What Outlast does offer in terms of replayability is the Insane difficulty mode, which gives you one life to play through the entire game. If you die, that's it – game over. Insane mode will force you to play the game in a whole new light, as death has meaning. It's recommended that you play through this mode only after completing the main game. In Insane mode, the scares are constant because one wrong move is going to be your last.
The PlayStation 4 Advantage
Outlast is not just a simple port from the PC, where it originally released, to the PlayStation 4; the developers have integrated the DualShock 4 into the gameplay in intelligent ways. The touch pad can be used to control the zoom of your camera and works fairly well, though for gamers who want to use a more traditional means of control they can use the directional pad instead. Outlast also uses the light bar in a few different ways: it shows whether your camera is in regular or night vision mode and also shows when your camera's batteries are starting to deplete by changing color. When you're in a dark room, the light bar really adds to the game's immersion.
Where Outlast doesn't take advantage of the PlayStation 4 is in the graphics. While the graphics of the game are fairly decent, they are a step down from the PC version of the game, noticeably in terms of textures. From far away, enemies look detailed but at close range, not so much. As an indie game, Outlast is definitely a step above the rest by not resorting to pixelized graphics, and the fact that an independent developer can make a PS4 game on par to the big publishers is commendable. If you've never played the PC version of the game, you likely wouldn't even realize the graphics on the PS4 version aren't as good. It's still a good looking game in its own right.
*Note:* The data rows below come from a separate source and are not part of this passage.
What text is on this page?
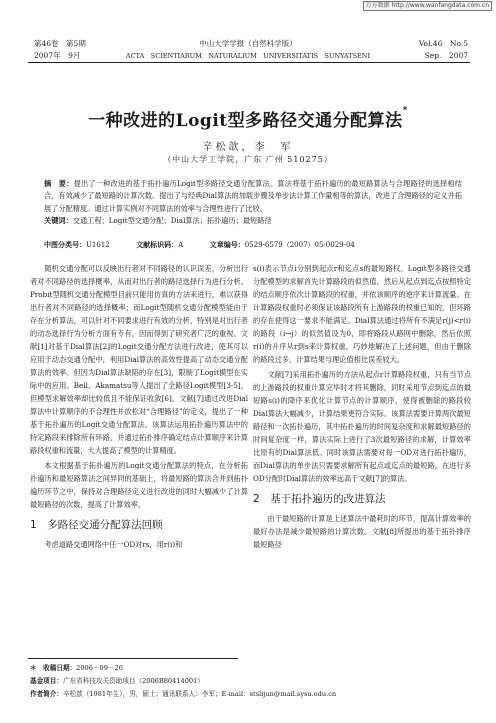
万方数据 http://www.wanfangdata.com.cn
第46卷　第5期	中山大学学报（自然科学版）	Vol.46　No.5
2007年　9月	ACTA　SCIENTIARUM　NATURALIUM　UNIVERSITATIS　SUNYATSENI	Sep.　2007
一种改进的Logit型多路径交通分配算法*
辛松歆，李　军
（中山大学工学院，广东 广州 510275）
摘　要：提出了一种改进的基于拓扑遍历Logit型多路径交通分配算法。算法将基于拓扑遍历的最短路算法与合理路径的选择相结合，有效减少了最短路的计算次数。提出了与经典Dial算法的加载步骤及单步法计算工作量相等的算法，改进了合理路径的定义并拓展了分配精度。通过计算实例对不同算法的效率与合理性进行了比较。
关键词：交通工程；Logit型交通分配；Dial算法；拓扑遍历；最短路径
中图分类号：U1612	文献标识码：A	文章编号：0529-6579（2007）05-0029-04

随机交通分配可以反映出行者对不同路径的认识误差，分析出行者对不同路径的选择概率，从而对出行者的路径选择行为进行分析。Probit型随机交通分配模型目前只能用仿真的方法来进行，难以获得出行者对不同路径的选择概率；而Logit型随机交通分配模型能由于存在分析算法，可以针对不同要求进行有效的分析，特别是对出行者的动态选择行为分析方面有专有，因而得到了研究者广泛的重视。文献[1]对基于Dial算法[2]的Logit交通分配方法进行改进，使其可以应用于动态交通分配中，利用Dial算法的高效性提高了动态交通分配算法的效率。但因为Dial算法缺陷的存在[3]，限制了Logit模型在实际中的应用。Bell、Akamatsu等人提出了全路径Logit模型[3-5]，但模型求解效率却比较低且不能保证收敛[6]。文献[7]通过改进Dial算法中计算顺序的不合理性并放松对“合理路径”的定义，提出了一种基于拓扑遍历的Logit交通分配算法。该算法运用拓扑遍历算法中的特定路段来排除所有环路，并通过拓扑排序确定结点计算顺序来计算路段权重和流量，大大提高了模型的计算精度。

本文根据基于拓扑遍历的Logit交通分配算法的特点，在分析拓扑遍历和最短路算法之间异同的基础上，将最短路的算法合并到拓扑遍历环节之中，保持对合理路径定义进行改进的同时大幅减少了计算最短路径的次数，提高了计算效率。

1　多路径交通分配算法回顾

考虑道路交通网络中任一OD对rs，用r(i)和

s(i)表示节点i分别到起点r和迄点s的最短路权。Logit型多路径交通分配模型的求解首先计算路段的似然值，然后从起点到迄点按照特定的结点顺序依次计算路段的权重，并依该顺序的逆序来计算流量。在计算路段权重时必须保证该路段所有上游路段的权重已知的。但环路的存在使得这一要求不能满足。Dial算法通过将所有不满足r(j)<r(i)的路段（i→j）的似然值设为0，即将路段从路网中删除，然后依照r(i)的升序从r到s来计算权重，巧妙地解决了上述问题，但由于删除的路段过多，计算结果与理论值相比误差较大。

文献[7]采用拓扑遍历的方法从起点r计算路段权重，只有当节点的上游路段的权重计算完毕时才将其删除，同时采用节点到迄点的最短路s(i)的降序来优化计算节点的计算顺序，使得被删除的路段较Dial算法大幅减少，计算结果更符合实际。该算法需要计算两次最短路径和一次拓扑遍历，其中拓扑遍历的时间复杂度和求解最短路径的时间复杂度一样，算法实际上进行了3次最短路径的求解，计算效率比原有的Dial算法低。同时该算法需要对每一OD对进行拓扑遍历，而Dial算法的单步法只需要求解所有起点或迄点的最短路，在进行多OD分配时Dial算法的效率远高于文献[7]的算法。

2　基于拓扑遍历的改进算法

由于最短路的计算是上述算法中最耗时的环节，提高计算效率的最好办法是减少最短路的计算次数。文献[8]所提出的基于拓扑排序最短路径

＊　收稿日期：2006－09－26
基金项目：广东省科技攻关资助项目（2006B80414001）
作者简介：辛松歆（1981年生），男，硕士；通讯联系人：李军；E-mail：stslijun@mail.sysu.edu.cn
Outlast also adds trophies to the game, however the trophy list is uninspiring. Outlast features eight trophies (and no platinum trophy), awarded for completing segments of the game, finding the collectibles and completing Insane mode. Yawn. The trophies feel like an afterthought, especially since there are only eight of them and they are incredibly boring.
Is It Worth Buying?
For PlayStation Plus members, Outlast is free for the month of February and is absolutely worth the free download. The game is rich with immersion and its repetition near the end is easily overlooked due to its short length – it may be one of the few games where a shorter length is actually beneficial. Is the game worth buying? If you're longing for true survival horror or looking for an incredibly detail rich game, then absolutely. If you're the type of gamer who gets scared easily, or you're looking for something a bit combat heavy, then give Outlast a pass. You'll regret it, though.
Overall, Outlast continues the trend of amazing independent PlayStation 4 games and is a great addition to the PlayStation Plus Instant Game Collection. Its few flaws are easily overlooked by its strengths.